Перелом 4 - 15

Николай Скромный
Уезжал из села Похмельный таким холодным, темным и ветрено-мокрым днем, что недавние дни сухого тепла вспоминались далеким временем и с трудом верилось в их возвращение, о чем со смехом сказал, прощаясь с ним, Захар Татарчук, не вышедший с бригадой в поля: "На нашу лень ще буде день!"

Всю ночь шел дождь, и к утру осклизлые, маслянисто чернеющие колеи наполнились мутно-желтой водой.
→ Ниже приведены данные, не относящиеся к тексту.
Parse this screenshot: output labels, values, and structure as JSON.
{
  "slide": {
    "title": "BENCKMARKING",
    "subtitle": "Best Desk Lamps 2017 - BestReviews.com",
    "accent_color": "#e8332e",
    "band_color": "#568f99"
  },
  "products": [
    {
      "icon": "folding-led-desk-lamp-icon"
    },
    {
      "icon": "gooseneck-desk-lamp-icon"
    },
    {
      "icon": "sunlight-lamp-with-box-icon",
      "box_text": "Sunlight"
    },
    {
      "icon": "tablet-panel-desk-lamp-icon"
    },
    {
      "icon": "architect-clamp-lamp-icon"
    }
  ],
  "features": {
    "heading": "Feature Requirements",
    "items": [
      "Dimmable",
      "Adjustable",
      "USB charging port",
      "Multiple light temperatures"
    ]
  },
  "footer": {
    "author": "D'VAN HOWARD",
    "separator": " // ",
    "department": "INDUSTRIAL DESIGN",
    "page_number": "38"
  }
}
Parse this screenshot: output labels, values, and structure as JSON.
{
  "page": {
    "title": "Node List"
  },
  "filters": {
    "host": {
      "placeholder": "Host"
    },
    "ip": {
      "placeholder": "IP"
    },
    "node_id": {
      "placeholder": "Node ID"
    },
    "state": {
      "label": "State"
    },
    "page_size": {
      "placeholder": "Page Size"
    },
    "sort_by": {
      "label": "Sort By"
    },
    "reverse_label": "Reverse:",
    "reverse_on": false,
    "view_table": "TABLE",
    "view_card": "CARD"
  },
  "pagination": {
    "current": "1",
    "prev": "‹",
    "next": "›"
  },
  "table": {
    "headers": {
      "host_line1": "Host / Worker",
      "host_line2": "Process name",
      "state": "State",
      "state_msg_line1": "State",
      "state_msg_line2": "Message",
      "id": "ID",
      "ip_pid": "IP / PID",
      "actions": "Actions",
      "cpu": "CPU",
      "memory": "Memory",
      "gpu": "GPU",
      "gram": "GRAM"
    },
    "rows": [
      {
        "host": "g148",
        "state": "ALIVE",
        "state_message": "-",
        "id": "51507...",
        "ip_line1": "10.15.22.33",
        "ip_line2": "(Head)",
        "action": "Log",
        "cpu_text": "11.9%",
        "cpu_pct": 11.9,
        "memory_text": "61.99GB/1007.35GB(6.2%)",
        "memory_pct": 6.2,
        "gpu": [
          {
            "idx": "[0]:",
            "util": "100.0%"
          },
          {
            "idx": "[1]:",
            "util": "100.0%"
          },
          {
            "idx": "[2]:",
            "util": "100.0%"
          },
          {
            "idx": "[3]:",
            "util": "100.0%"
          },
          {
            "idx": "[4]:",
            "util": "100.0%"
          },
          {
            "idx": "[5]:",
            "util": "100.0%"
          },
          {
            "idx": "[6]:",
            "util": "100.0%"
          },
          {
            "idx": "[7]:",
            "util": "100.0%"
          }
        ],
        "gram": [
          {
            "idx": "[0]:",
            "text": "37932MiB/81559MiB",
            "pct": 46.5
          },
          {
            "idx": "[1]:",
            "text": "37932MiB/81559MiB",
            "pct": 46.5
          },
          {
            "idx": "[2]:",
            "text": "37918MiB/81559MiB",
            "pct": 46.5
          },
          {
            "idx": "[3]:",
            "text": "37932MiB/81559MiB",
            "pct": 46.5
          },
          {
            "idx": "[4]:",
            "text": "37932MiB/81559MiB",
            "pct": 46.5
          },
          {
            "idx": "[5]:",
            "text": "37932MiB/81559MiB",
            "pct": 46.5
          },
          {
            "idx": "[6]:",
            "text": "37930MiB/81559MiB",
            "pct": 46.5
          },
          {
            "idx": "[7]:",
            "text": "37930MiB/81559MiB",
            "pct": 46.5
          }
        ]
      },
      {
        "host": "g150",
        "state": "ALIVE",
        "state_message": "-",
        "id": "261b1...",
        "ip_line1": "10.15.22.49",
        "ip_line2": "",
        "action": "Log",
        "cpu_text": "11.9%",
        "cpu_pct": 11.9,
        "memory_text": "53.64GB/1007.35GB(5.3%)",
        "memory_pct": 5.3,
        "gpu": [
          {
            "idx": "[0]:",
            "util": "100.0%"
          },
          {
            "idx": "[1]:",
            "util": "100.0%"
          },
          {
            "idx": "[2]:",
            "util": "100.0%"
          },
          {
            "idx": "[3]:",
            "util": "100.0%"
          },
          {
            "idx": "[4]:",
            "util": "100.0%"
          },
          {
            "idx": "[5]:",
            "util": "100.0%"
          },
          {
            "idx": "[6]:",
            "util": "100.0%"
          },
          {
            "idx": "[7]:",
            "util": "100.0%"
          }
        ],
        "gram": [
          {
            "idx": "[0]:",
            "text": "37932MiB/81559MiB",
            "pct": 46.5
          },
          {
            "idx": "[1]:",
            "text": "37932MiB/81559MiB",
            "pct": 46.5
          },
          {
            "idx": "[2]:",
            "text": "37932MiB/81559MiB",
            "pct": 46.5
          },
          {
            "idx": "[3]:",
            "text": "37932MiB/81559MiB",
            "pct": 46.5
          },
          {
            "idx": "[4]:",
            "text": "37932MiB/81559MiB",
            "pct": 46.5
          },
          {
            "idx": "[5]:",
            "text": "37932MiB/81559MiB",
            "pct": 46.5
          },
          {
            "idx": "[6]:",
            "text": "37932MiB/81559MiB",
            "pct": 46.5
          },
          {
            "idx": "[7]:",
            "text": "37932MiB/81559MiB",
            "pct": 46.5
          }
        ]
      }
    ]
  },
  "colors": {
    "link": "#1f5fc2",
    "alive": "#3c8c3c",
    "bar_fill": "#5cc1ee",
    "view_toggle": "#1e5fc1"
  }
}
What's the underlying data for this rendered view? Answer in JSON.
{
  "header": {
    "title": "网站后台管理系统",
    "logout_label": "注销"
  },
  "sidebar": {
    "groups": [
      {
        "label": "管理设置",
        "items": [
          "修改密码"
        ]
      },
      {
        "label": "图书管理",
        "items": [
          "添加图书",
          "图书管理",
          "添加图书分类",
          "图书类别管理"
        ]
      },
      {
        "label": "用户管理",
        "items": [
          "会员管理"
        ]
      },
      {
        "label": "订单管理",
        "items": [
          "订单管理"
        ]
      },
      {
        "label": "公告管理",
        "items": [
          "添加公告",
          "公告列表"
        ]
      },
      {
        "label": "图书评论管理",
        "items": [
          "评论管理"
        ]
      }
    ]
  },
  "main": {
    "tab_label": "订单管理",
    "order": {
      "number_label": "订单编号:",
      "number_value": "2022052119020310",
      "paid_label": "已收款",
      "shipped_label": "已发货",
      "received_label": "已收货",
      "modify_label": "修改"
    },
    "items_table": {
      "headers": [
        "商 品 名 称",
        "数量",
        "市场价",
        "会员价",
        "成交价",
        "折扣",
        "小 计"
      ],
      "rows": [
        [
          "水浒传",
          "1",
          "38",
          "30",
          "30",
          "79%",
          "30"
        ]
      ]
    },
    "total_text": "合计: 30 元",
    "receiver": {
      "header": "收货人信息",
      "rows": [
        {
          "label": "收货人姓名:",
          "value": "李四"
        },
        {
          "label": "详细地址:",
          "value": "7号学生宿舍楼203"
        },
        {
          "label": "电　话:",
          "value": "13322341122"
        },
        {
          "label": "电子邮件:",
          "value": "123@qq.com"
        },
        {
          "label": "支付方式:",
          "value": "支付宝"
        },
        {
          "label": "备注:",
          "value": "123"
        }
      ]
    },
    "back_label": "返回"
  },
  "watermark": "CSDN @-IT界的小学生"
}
Северный ветер безостановочно гнал из-за леса низкие бегущие тучи, нес их водяным бусом на мокрое темное село, на осыпавшиеся сучковатые осокори, оголившиеся вербы и тальники, на опустевшие поля, выгоны, на огромную, тяжелую цветом озерную равнину.

На лесной дороге стало тише, не так дул в спину и ходил под короткой кожанкой сырой, пронизывающий ветер открытых мест. Земля в сквозных поредевших лесках и обочины дороги были цветисто усыпаны желто-красным листом. Горький острый запах мокрого осеннего леса - отсыревшей коры черных осинников, сосновой хвои, гниющей травы в не просохших за лето березовых колках, грибного духа в сумрачных чащах - отдавал, мешаясь с табачным дымом, железистым привкусом во рту.

Похмельный уезжал верхом. К высокому арчаку седла приторочил чемоданчик, в который поверх сменной пары белья, двух подаренных Семеном рубашек, бритвы и черного обмылка тетка Дуся положила завернутые в рушник несколько сухих коржей, что утром напекла в дорогу съезжавшему постояльцу.

На рысях дончак недовольно фыркал, косился на седока: чемоданчик от тряски бил по крупу либо елозил по боку, и Похмельный не пройдя и половины пути, уже два раза его перевязывал.

Накануне вечером, когда он навещал немногих гуляевцев, не простясь с которыми не мог уехать, Петро Кожухарь посоветовал сесть на одну из подвод, вывозивших и в слякоть зерно на станцию. Он согласился, но потом представил, что добрую половину дня придется быть наедине с возницей-выселенцем, раздумал и на рассвете в последний раз сам оседлал дончака. Коня он отдаст кому-нибудь из ездовых...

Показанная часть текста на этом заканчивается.